Sparrow, I think, wants the security that comes from reducing the severity of a disability. The greater a person’s abilities, the less support they need from their environment, and the more adaptable they become.
3. It does not mean we think that if we made certain social changes, all disabilities would disappear forever.
Some less-than-careful advocates seem to argue that if we just made our schools sufficiently stimulating, or reduced our consumption of fast-paced electronic media, loud music, and bright lights everywhere, all ADHD would disappear. (Similar anti-technology arguments exist for autism). I disagree.
People with developmental disabilities like autism and ADHD really are different, if only by being more extreme in their traits. As a result, they are like canaries in the coal mine, reacting more strongly to unhealthy features of our environments.
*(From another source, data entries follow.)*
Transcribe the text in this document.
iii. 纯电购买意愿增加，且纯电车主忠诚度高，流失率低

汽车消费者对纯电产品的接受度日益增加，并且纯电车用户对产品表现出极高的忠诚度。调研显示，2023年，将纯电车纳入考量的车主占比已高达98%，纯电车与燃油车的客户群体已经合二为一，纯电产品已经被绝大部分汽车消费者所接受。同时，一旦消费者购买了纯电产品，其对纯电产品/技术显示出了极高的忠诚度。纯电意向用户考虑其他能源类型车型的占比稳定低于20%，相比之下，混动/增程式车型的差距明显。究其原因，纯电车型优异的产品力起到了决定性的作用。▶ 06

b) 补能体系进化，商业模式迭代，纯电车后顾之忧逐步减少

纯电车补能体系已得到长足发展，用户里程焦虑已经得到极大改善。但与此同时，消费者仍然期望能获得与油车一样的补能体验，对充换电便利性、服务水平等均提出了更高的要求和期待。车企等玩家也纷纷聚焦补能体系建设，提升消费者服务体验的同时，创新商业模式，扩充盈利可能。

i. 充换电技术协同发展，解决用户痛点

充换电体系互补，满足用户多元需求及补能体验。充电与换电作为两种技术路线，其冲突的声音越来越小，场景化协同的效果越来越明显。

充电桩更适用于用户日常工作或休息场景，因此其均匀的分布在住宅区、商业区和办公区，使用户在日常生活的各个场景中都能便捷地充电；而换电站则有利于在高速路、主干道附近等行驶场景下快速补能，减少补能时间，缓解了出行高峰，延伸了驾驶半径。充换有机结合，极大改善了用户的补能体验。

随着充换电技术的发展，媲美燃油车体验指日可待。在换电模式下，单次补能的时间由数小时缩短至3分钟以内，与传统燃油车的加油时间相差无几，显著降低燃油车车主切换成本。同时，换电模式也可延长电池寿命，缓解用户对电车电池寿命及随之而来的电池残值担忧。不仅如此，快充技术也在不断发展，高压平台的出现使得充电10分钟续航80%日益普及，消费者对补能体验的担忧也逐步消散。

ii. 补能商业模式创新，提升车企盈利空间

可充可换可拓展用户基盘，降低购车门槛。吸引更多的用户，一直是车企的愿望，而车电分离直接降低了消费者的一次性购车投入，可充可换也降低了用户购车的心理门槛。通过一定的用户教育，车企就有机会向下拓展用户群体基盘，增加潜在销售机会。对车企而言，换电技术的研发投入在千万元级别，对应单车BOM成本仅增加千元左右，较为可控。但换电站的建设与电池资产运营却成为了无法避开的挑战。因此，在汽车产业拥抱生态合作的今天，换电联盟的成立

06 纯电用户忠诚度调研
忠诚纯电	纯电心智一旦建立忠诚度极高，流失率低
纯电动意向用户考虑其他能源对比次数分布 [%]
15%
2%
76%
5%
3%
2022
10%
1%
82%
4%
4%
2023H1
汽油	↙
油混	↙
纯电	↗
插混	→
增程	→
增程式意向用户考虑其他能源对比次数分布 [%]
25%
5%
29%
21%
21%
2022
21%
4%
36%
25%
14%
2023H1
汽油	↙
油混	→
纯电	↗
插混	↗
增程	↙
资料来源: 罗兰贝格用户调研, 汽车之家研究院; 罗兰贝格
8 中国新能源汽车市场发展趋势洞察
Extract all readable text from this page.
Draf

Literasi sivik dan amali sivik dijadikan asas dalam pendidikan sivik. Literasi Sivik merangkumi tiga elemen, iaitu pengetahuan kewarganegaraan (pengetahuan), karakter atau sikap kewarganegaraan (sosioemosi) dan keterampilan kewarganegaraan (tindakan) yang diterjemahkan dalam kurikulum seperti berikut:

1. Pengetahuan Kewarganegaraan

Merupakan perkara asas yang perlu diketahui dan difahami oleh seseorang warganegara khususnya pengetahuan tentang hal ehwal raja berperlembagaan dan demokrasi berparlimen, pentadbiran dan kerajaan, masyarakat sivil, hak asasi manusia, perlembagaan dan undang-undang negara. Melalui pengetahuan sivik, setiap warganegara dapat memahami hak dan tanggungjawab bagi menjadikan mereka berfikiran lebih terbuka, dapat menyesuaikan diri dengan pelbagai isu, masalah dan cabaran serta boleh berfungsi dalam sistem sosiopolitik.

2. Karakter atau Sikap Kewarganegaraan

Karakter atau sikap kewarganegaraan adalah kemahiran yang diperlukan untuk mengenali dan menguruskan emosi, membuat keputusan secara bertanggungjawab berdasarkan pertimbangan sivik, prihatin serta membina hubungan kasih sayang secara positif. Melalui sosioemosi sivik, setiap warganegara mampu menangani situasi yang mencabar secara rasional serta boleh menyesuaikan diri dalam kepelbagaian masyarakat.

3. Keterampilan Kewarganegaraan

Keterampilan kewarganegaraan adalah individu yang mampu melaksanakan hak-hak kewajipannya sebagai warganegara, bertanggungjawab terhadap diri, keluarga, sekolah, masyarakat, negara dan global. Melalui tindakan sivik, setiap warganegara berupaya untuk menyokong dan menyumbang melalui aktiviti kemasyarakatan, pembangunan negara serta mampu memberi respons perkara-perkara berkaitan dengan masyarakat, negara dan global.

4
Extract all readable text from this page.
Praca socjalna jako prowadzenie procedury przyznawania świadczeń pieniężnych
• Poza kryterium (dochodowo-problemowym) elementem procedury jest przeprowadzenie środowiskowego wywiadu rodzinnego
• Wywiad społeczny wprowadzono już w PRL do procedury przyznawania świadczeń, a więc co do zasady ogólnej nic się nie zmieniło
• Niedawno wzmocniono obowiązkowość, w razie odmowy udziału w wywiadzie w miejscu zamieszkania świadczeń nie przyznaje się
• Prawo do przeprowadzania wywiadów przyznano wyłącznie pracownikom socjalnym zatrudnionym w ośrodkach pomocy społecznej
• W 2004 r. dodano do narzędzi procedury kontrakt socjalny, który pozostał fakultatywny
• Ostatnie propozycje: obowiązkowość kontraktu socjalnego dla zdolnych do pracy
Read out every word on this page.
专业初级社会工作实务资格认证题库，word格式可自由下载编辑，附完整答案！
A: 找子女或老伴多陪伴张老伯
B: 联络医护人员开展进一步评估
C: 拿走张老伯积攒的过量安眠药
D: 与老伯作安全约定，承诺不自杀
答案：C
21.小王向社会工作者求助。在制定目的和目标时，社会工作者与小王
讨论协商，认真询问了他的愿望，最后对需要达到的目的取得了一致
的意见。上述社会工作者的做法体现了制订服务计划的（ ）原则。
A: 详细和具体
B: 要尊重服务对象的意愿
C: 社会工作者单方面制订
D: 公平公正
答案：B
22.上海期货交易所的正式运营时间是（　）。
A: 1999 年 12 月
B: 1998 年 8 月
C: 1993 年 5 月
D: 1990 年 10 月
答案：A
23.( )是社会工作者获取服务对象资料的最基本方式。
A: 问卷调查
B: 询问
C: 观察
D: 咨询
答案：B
But if we made our schools fast-paced and stimulating enough to fulfill those now diagnosed with ADHD, with their constant need for mental stimulation, many other children would be overwhelmed. Conversely, if we reduced lights, sounds, and smells in public spaces enough to make them comfortable for most autistic people, everyone else would be understimulated, which might make them bored, de-energized, or restless. People have different sensory, intellectual, movement, and social interaction needs in order to function well, and sometimes these conflict. Disability advocates call this problem “conflicting access needs.”
No one-size-fits-all environment will ever fulfill everyone’s access needs. Some people will always have to adapt. Realistically, in majority-rule democracies, that means most schools, businesses, and public places will best serve the needs of the majority, and those in the minority will have to adapt more, or create their own spaces.
Advocates for people with disabilities merely want to shift the burden of who adapts most. Currently, people with disabilities, who are least capable of adjustment, are called on to do all the adapting. It would be fairer if those more capable of adjustment carried more of this burden. But ultimately, people with disabilities and their environments must adapt to each other.